Matthew, a commenter, shared his concern for the emergent church in the comments of my previous post. He also expressed some concern for my personal beliefs and I thought I’d post some of his key points and respond as best I can.
“While I highly laud and personally embrace some of the emphases of the emergent church (the desire to interact culturally and the concern for social justice), the more I have been privy to the “conversation,” the more I am appaled by what I hear and feel. First of all, the general attitude and ethos, to stick with that term, seems to be overwhelmingly reactionary and cynical.”
I would like to point out that it’s interesting you cite the “reactionary and cynical” nature of those who resonate with the emergent ethos. I may be wrong but it seems you tend to use the weapon of cynicism with some regularity in your own comments. I will readily admit I’m not innocent of expressing cynicism and I appreciate your concern. I do hope it leads to me to mute my cynicism and sarcasm in future posts. But I hope you can see that your first concern about the emergent conversation is also prevalent on the conservative (for lack of a better term) side as well. I agree, cynicism is not constructive or helpful, but I hope you can agree that this problem is a two-way street and not just a problem on the emergent side
“The issue is more ex-evangelicals who are disenfranchised because of their personal experience and who will do whatever it takes to push the evangelical buttons, than people who know what they stand for. The intense vitriol towards other Christians who are conservative, right-wing, and modern is striking and saddening. The book of 1 John has reminded me lately, Zach, that hatred for the brotherhood is a sign that one does not have eternal life (or, to use synoptic gospel terms, has not entered the kingdom of God).”
Are you implying that I’ve expressed hatred for conservative Christians? Also, are you implying that you question my “salvation” because I’ve voiced frustration with the religious-right? This is a severely generalized statement. Some specific examples would be helpful.
“Further, I am troubled by the “Sola-Cultura” approach to Scripture. Though the emergent leaders claim to be aware of understanding the baggage one brings to the text (if I’m not mistaken, a-la NT Wright’s “critical realism” cf. Wright, The NT and the People of God, pp 31-46, among others (maybe Derrida and other deconstructionists)), they themselves actually approach the text with culture as the supreme authority.”
I’d love for you to provide some specific examples of those who are considered to be major influences in the emergent church who adhere to a “Sola-Cultura” approach to scripture. I’ve never heard that. Culture does have an influence, but I’ve never heard anyone emergent or not suggest that our cultural influence have inherent supremacy over the Biblical text.

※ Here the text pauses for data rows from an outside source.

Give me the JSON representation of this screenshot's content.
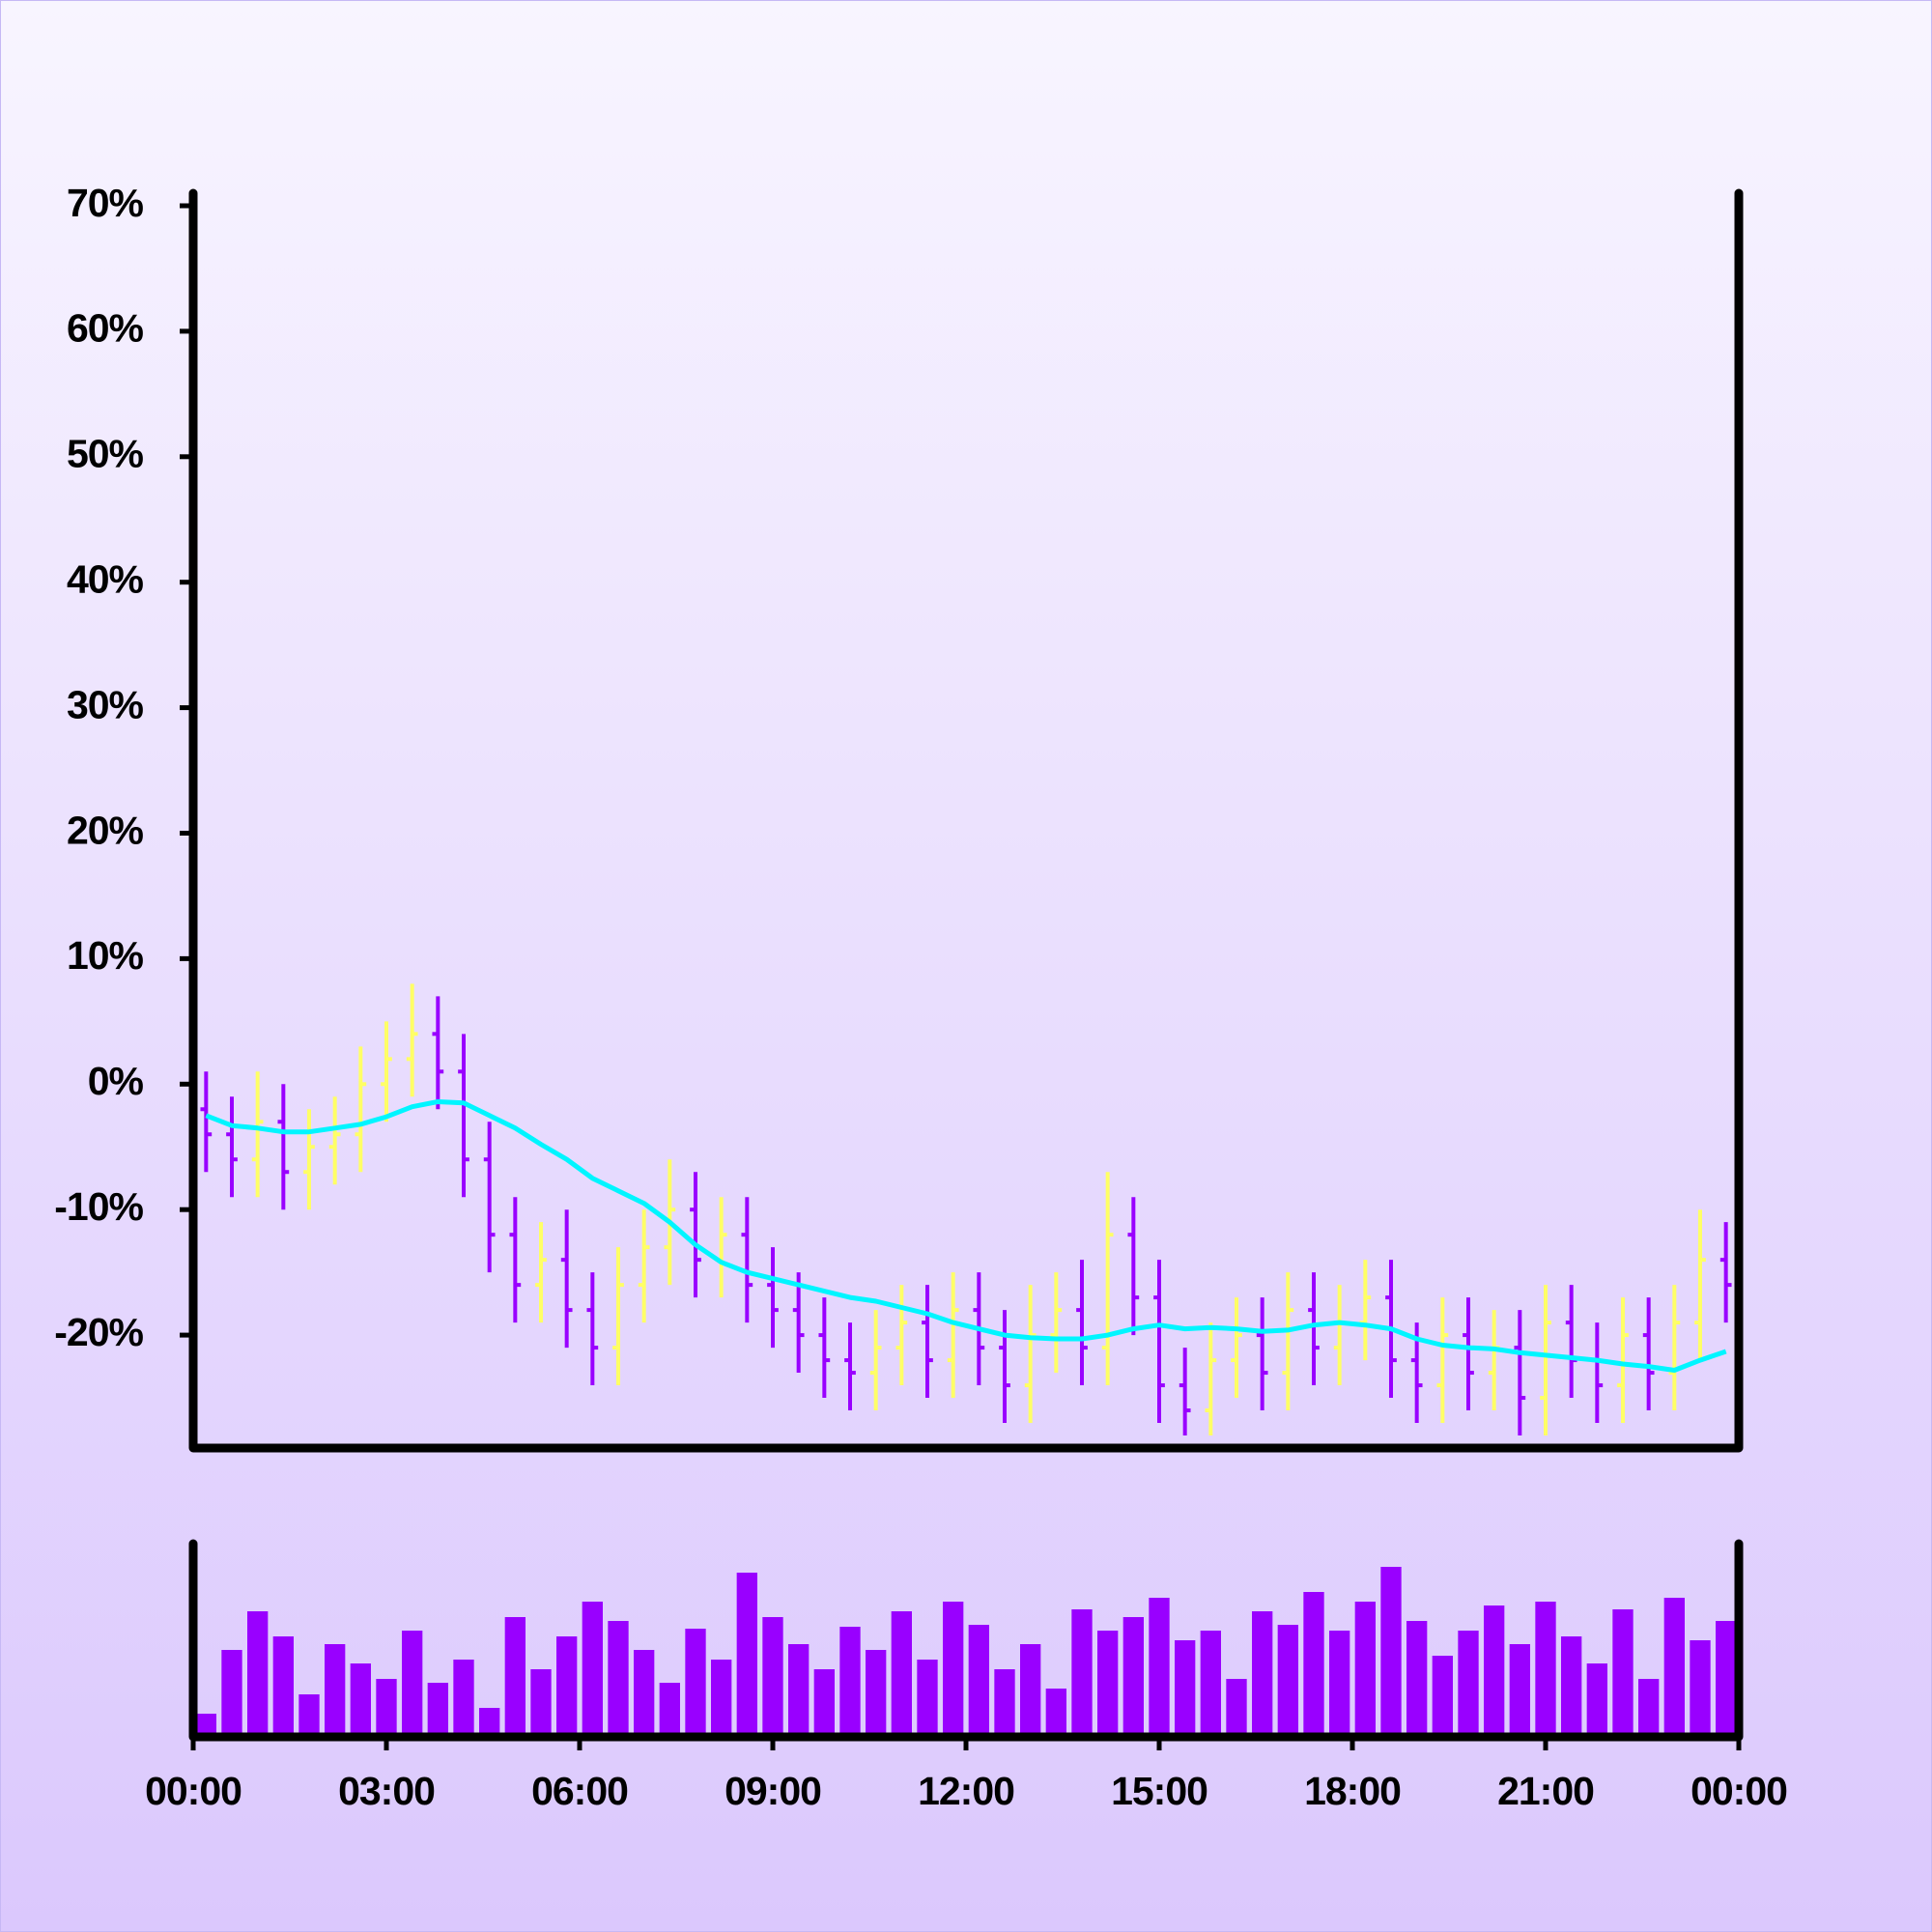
{
  "chart_data": [
    {
      "type": "ohlc",
      "x": [
        0.2,
        0.6,
        1.0,
        1.4,
        1.8,
        2.2,
        2.6,
        3.0,
        3.4,
        3.8,
        4.2,
        4.6,
        5.0,
        5.4,
        5.8,
        6.2,
        6.6,
        7.0,
        7.4,
        7.8,
        8.2,
        8.6,
        9.0,
        9.4,
        9.8,
        10.2,
        10.6,
        11.0,
        11.4,
        11.8,
        12.2,
        12.6,
        13.0,
        13.4,
        13.8,
        14.2,
        14.6,
        15.0,
        15.4,
        15.8,
        16.2,
        16.6,
        17.0,
        17.4,
        17.8,
        18.2,
        18.6,
        19.0,
        19.4,
        19.8,
        20.2,
        20.6,
        21.0,
        21.4,
        21.8,
        22.2,
        22.6,
        23.0,
        23.4,
        23.8
      ],
      "open": [
        -2,
        -4,
        -6,
        -3,
        -7,
        -5,
        -4,
        0,
        2,
        4,
        1,
        -6,
        -12,
        -16,
        -14,
        -18,
        -21,
        -16,
        -13,
        -10,
        -14,
        -12,
        -16,
        -18,
        -20,
        -22,
        -23,
        -21,
        -19,
        -22,
        -18,
        -21,
        -24,
        -20,
        -18,
        -21,
        -12,
        -17,
        -24,
        -26,
        -22,
        -20,
        -23,
        -18,
        -21,
        -19,
        -17,
        -22,
        -24,
        -20,
        -23,
        -21,
        -25,
        -19,
        -22,
        -24,
        -20,
        -23,
        -19,
        -14
      ],
      "high": [
        1,
        -1,
        1,
        0,
        -2,
        -1,
        3,
        5,
        8,
        7,
        4,
        -3,
        -9,
        -11,
        -10,
        -15,
        -13,
        -10,
        -6,
        -7,
        -9,
        -9,
        -13,
        -15,
        -17,
        -19,
        -18,
        -16,
        -16,
        -15,
        -15,
        -18,
        -16,
        -15,
        -14,
        -7,
        -9,
        -14,
        -21,
        -19,
        -17,
        -17,
        -15,
        -15,
        -16,
        -14,
        -14,
        -19,
        -17,
        -17,
        -18,
        -18,
        -16,
        -16,
        -19,
        -17,
        -17,
        -16,
        -10,
        -11
      ],
      "low": [
        -7,
        -9,
        -9,
        -10,
        -10,
        -8,
        -7,
        -3,
        -1,
        -2,
        -9,
        -15,
        -19,
        -19,
        -21,
        -24,
        -24,
        -19,
        -16,
        -17,
        -17,
        -19,
        -21,
        -23,
        -25,
        -26,
        -26,
        -24,
        -25,
        -25,
        -24,
        -27,
        -27,
        -23,
        -24,
        -24,
        -20,
        -27,
        -28,
        -28,
        -25,
        -26,
        -26,
        -24,
        -24,
        -22,
        -25,
        -27,
        -27,
        -26,
        -26,
        -28,
        -28,
        -25,
        -27,
        -27,
        -26,
        -26,
        -22,
        -19
      ],
      "close": [
        -4,
        -6,
        -3,
        -7,
        -5,
        -4,
        0,
        2,
        4,
        1,
        -6,
        -12,
        -16,
        -14,
        -18,
        -21,
        -16,
        -13,
        -10,
        -14,
        -12,
        -16,
        -18,
        -20,
        -22,
        -23,
        -21,
        -19,
        -22,
        -18,
        -21,
        -24,
        -20,
        -18,
        -21,
        -12,
        -17,
        -24,
        -26,
        -22,
        -20,
        -23,
        -18,
        -21,
        -19,
        -17,
        -22,
        -24,
        -20,
        -23,
        -21,
        -25,
        -19,
        -22,
        -24,
        -20,
        -23,
        -19,
        -14,
        -16
      ],
      "up_color": "#ffff66",
      "down_color": "#9900ff",
      "overlay": {
        "color": "#00f5ff",
        "values": [
          -2.5,
          -3.3,
          -3.5,
          -3.8,
          -3.8,
          -3.5,
          -3.2,
          -2.6,
          -1.8,
          -1.4,
          -1.5,
          -2.5,
          -3.5,
          -4.8,
          -6,
          -7.5,
          -8.5,
          -9.5,
          -11,
          -12.8,
          -14.2,
          -15,
          -15.5,
          -16,
          -16.5,
          -17,
          -17.3,
          -17.8,
          -18.3,
          -19,
          -19.5,
          -20,
          -20.2,
          -20.3,
          -20.3,
          -20,
          -19.5,
          -19.2,
          -19.5,
          -19.4,
          -19.5,
          -19.7,
          -19.6,
          -19.2,
          -19,
          -19.2,
          -19.5,
          -20.3,
          -20.8,
          -21,
          -21.1,
          -21.4,
          -21.6,
          -21.8,
          -22,
          -22.3,
          -22.5,
          -22.8,
          -22,
          -21.3
        ]
      },
      "xlim": [
        0,
        24
      ],
      "ylim": [
        -29,
        71
      ],
      "yticks": [
        {
          "value": -20,
          "label": "-20%"
        },
        {
          "value": -10,
          "label": "-10%"
        },
        {
          "value": 0,
          "label": "0%"
        },
        {
          "value": 10,
          "label": "10%"
        },
        {
          "value": 20,
          "label": "20%"
        },
        {
          "value": 30,
          "label": "30%"
        },
        {
          "value": 40,
          "label": "40%"
        },
        {
          "value": 50,
          "label": "50%"
        },
        {
          "value": 60,
          "label": "60%"
        },
        {
          "value": 70,
          "label": "70%"
        }
      ]
    },
    {
      "type": "bar",
      "color": "#9900ff",
      "values": [
        12,
        45,
        65,
        52,
        22,
        48,
        38,
        30,
        55,
        28,
        40,
        15,
        62,
        35,
        52,
        70,
        60,
        45,
        28,
        56,
        40,
        85,
        62,
        48,
        35,
        57,
        45,
        65,
        40,
        70,
        58,
        35,
        48,
        25,
        66,
        55,
        62,
        72,
        50,
        55,
        30,
        65,
        58,
        75,
        55,
        70,
        88,
        60,
        42,
        55,
        68,
        48,
        70,
        52,
        38,
        66,
        30,
        72,
        50,
        60
      ],
      "ylim": [
        0,
        100
      ],
      "xlim": [
        0,
        24
      ],
      "xticks": [
        {
          "value": 0,
          "label": "00:00"
        },
        {
          "value": 3,
          "label": "03:00"
        },
        {
          "value": 6,
          "label": "06:00"
        },
        {
          "value": 9,
          "label": "09:00"
        },
        {
          "value": 12,
          "label": "12:00"
        },
        {
          "value": 15,
          "label": "15:00"
        },
        {
          "value": 18,
          "label": "18:00"
        },
        {
          "value": 21,
          "label": "21:00"
        },
        {
          "value": 24,
          "label": "00:00"
        }
      ]
    }
  ]
}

“A case in point is your willingness to accept, without in-depth study, a stance that says homosexuality is acceptable, or at least a stance that says “I don’t know.” I know, at that point, you will say “I have studied.” I’m sorry, Zach, but as an even somewhat new student of the New Testament (I hate to pull this card), your reasoning and approach to the text is not sound. It becomes clear that the priority in your exegesis is maintaining a preconceived notion of what the Bible can or cannot be saying. This notion is based on 1.) acceptable cultural norms, and 2.) the so-called “hermeneutic of love,” which sounds unobjectionable but actually overemphasizes one of God’s attributes (love) as if he had no others (wrath, justice, etc).”
First, how do you have any idea how in-depth my study has been? Are you suggesting that if only I study the scripture more, I’ll agree with you? What arrogance and condescension you show here. Your asking me to be less cynical here but you’re not helping me with comments like this. If this will be your posture when trying to save the body of Christ from the emergent church, I’m not sure you’re going to have very much success.
“Please prayerfully and genuinely consult the Scriptures and allow them to speak their message clearly. Thanks again for allowing me to give input, but this will be my last interaction. I sincerely hope that you will turn from hard-heartedness and cynicism and especially from your approach to Scripture that superimposes what is culturally acceptable upon it.”
Your suggestion here assumes that I don’t already “prayerfully and genuinely consult the Scriptures”. Again, your tone here is so off-putting and condescending. Is it at all possible, Matthew, that people who believe differently than you about the Bible also prayerfully and honestly seek God’s direction? Reading this comment of yours, I’m not sure you share that assumption. I’d love to hear you elaborate on this.